The Romantic sublime here casts nature as a stern teacher ready to impart wisdom if only humanity could be still and listen carefully. Edmund Burke went a little further with his theory of the sublime, in which the teacher is more like a crazed god who might overwhelm and annihilate us. Surviving the encounter, however, we are endowed with wonder and insight.

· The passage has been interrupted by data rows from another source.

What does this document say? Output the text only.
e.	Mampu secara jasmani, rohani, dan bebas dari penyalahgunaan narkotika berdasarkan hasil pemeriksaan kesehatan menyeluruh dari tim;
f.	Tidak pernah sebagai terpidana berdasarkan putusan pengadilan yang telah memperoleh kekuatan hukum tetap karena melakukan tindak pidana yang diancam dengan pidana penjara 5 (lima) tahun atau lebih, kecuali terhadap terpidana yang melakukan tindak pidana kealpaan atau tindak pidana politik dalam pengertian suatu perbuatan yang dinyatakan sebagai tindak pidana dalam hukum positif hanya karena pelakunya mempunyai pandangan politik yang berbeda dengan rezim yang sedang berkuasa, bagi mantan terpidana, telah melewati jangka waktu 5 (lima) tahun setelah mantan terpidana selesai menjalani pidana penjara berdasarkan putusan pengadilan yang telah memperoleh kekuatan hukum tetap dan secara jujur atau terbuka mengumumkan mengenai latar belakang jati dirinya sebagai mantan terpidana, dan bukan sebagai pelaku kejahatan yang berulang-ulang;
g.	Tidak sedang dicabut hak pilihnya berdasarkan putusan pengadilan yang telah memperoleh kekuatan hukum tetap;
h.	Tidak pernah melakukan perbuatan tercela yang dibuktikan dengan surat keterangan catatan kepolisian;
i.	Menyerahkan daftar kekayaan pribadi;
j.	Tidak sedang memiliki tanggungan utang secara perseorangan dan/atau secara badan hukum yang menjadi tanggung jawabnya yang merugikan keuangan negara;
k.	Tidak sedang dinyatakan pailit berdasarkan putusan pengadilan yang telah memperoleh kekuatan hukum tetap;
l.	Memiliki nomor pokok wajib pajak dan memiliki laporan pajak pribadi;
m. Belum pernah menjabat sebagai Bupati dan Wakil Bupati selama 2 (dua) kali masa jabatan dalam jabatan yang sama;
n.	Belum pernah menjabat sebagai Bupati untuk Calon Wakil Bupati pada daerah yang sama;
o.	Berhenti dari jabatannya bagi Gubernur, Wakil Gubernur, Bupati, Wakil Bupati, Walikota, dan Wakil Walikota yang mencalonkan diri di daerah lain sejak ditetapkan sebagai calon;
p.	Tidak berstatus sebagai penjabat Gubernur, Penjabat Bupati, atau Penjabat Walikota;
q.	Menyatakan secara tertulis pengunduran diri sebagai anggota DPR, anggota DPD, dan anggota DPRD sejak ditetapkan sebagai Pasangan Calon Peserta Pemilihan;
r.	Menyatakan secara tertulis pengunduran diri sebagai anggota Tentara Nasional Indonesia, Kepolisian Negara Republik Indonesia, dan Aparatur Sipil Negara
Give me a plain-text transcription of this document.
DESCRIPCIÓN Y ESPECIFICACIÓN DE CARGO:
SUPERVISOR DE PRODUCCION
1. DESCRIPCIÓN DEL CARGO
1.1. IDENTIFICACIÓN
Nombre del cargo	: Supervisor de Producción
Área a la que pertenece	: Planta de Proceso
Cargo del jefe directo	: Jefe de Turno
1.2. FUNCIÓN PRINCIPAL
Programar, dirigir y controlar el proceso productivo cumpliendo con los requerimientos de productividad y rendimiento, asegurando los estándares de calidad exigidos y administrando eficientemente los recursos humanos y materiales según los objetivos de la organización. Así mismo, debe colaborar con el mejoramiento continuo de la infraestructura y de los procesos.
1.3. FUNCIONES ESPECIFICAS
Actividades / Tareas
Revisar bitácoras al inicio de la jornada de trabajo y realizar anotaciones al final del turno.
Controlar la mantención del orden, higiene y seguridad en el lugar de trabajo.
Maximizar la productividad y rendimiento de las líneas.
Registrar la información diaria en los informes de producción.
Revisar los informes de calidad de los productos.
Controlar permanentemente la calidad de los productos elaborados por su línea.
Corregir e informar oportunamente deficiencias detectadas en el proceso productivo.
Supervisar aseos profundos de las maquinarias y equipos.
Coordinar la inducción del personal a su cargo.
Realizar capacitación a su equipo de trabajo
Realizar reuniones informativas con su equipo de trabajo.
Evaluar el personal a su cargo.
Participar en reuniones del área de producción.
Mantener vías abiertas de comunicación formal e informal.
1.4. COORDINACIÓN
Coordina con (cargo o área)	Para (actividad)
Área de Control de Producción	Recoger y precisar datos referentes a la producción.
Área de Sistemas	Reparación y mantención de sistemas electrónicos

The Romantic sublime in Wordsworth’s Tintern Abbey casts nature as as a stern teacher ready to impart wisdom if only humanity could be still and listen carefully. shutterstock

Wordsworth explained this control of the sublime experience in his poetic method. In his 1800 preface to Lyrical Ballads he describes the process of recreating the experience of nature and transforming it into poetry:

… poetry is the spontaneous overflow of powerful feelings: it takes its origins from emotion recollected in tranquillity: the emotion is contemplated till, by a species of reaction, the tranquillity gradually disappears, and an emotion, kindred to that which was before the subject of contemplation, is gradually produced, and does itself actually exist in the mind.

Wordsworth argues that it takes a special kind of “mind” to recall the intensity of emotion that accompanies an encounter with a mountain or the roiling sea. As Shelley would reiterate later, the Romantic poet is cast as an almost priestly figure, mediating between humanity and nature through “his” capacious imagination.

An 1842 portrait of Wordsworth by Benjamin Robert Haydon. Wikimedia Commons

But, of course, these “unacknowledged legislators” of human nature were not all men and not all so ready to present their special sensibilities. Charlotte Smith was an early Romantic poet who influenced Wordsworth. Smith’s melancholy nature poems present a less heroic vision of poetic imagination and the self. Her sonnet, To Night, includes a literary device that subsequent Romantic writers tended to neglect: irony.

Wordsworth and Shelley claim to access the transcendental voice of nature without conceding that they may, in fact, merely be hearing their own echo. Smith, on the other hand, acknowledges the vanity of communing with “the deaf cold elements”. It doesn’t stop her from anthropomorphising nature in its “sullen surges” and “viewless wind”. But she, at least, recognises the game she is playing.

Smith knows the human world is cruel and that nature can provide consolation, even when we admit it is actually indifferent to our suffering. In a way that Kant might not have anticipated, Smith presents a Romantic kind of enlightenment - a courage to use one’s own understanding of sorrow.

She addresses “Night” with some of the saddest and bravest lines in English poetry:

I still enjoy thee — cheerless as thou art;
For in thy quiet gloom the exhausted heart
Is calm, tho’ wretched; hopeless, yet resign’d.

This Romantic voice takes responsibility for itself by artfully imagining nature as a cool but consoling companion, rather than a distant sage or annihilating god. It is a knowing projection of our capacity for calm, set against a frantic and unjust world.